HIV Controllers Research
Immunity against HIV/AIDS is a very rare state and people called HIV controllers with this natural trait may be the key to unlock the first free and functional vaccine. HIV controllers have the natural ability to become immune against the dangerous effects of HIV such as getting sick due to opportunistic infections or reaching latent stage known as AIDS.
For every 300 people with HIV, only one of them has the natural immunity to the virus and can live without immediate needs for antiretroviral since the disease do not progress to AIDS.
Researchers are looking into this superhuman biological trait in order to figure out the blood pattern and proteins which made HIV controllers immune to the virus.
"We believe that controllers are an important part of moving forward with vaccine development because they are clearly doing something right in defending against the virus," Dr Reid Rubsamen, CEO of the Immunity Project told Healthline.
Researchers will use the latest technology based on computerised analysis to find which part of controllers' blood are able to fight off or resist the HIV infection and latent effects.
The Immunity Project
The help of computer scientists from different universities and industries will allow the non-profit organisation called The Immunity Project to focus on determining HIV life cycle on controllers.
By hacking and analysing their blood, experts will attempt to unlock key factors on why HIV controllers are able to retain very low viral loads and unable to develop AIDS.

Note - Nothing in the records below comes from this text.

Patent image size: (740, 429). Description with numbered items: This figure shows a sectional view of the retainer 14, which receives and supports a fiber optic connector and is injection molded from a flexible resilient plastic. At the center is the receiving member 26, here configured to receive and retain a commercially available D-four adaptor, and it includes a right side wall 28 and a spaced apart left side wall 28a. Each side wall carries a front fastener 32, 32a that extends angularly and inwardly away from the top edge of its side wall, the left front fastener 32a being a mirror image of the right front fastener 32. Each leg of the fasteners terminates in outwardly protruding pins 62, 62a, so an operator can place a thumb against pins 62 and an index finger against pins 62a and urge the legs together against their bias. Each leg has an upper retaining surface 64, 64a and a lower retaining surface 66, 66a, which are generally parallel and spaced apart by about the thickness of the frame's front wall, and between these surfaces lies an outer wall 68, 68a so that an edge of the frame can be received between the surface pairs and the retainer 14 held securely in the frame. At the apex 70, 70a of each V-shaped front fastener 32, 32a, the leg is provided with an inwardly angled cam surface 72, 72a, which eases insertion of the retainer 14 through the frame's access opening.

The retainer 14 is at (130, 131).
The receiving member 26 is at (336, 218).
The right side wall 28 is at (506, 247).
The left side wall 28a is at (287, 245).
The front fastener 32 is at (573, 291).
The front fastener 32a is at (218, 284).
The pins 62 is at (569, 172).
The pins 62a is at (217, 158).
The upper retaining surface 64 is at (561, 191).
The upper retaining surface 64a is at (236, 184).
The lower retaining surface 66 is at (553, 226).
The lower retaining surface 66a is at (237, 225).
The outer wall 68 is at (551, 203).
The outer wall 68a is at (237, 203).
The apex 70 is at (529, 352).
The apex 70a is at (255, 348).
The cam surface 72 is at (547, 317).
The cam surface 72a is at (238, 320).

"These beneficial targets have been identified by researchers in university laboratories and private industry who have used computer-assisted statistical analysis to essentially reverse engineer the targets on the HIV virus preferred by the controller's T-cells," Dr Rubsamen explained.
Statistical analysis of T-cells behaviour from blood of controllers revealed that they attack specified targets on the virus which forces it to weakened state and unable to progress to develop full-blown AIDS.
Creation of Vaccine
Their findings about special traits of HIV controllers pave way to the development of HIV vaccine and according to the Immunity project, these targets have been formulated into the Flow Pharma vaccine candidate.
A vaccine based on HIV controllers' design will allow non-infected HIV people to become HIV controllers themselves - somewhat spreading immunity against a fast-spreading virus. If the vaccine works perfectly in other humans, HIV/AIDS epidemic may come to an end very soon.
Due to their game-changing planning, the Immunity Project already received great funding and still continues. Microsoft donated $1 million for the effort but still require more than $100,000 in order to advance to clinical trials of using human blood in mice.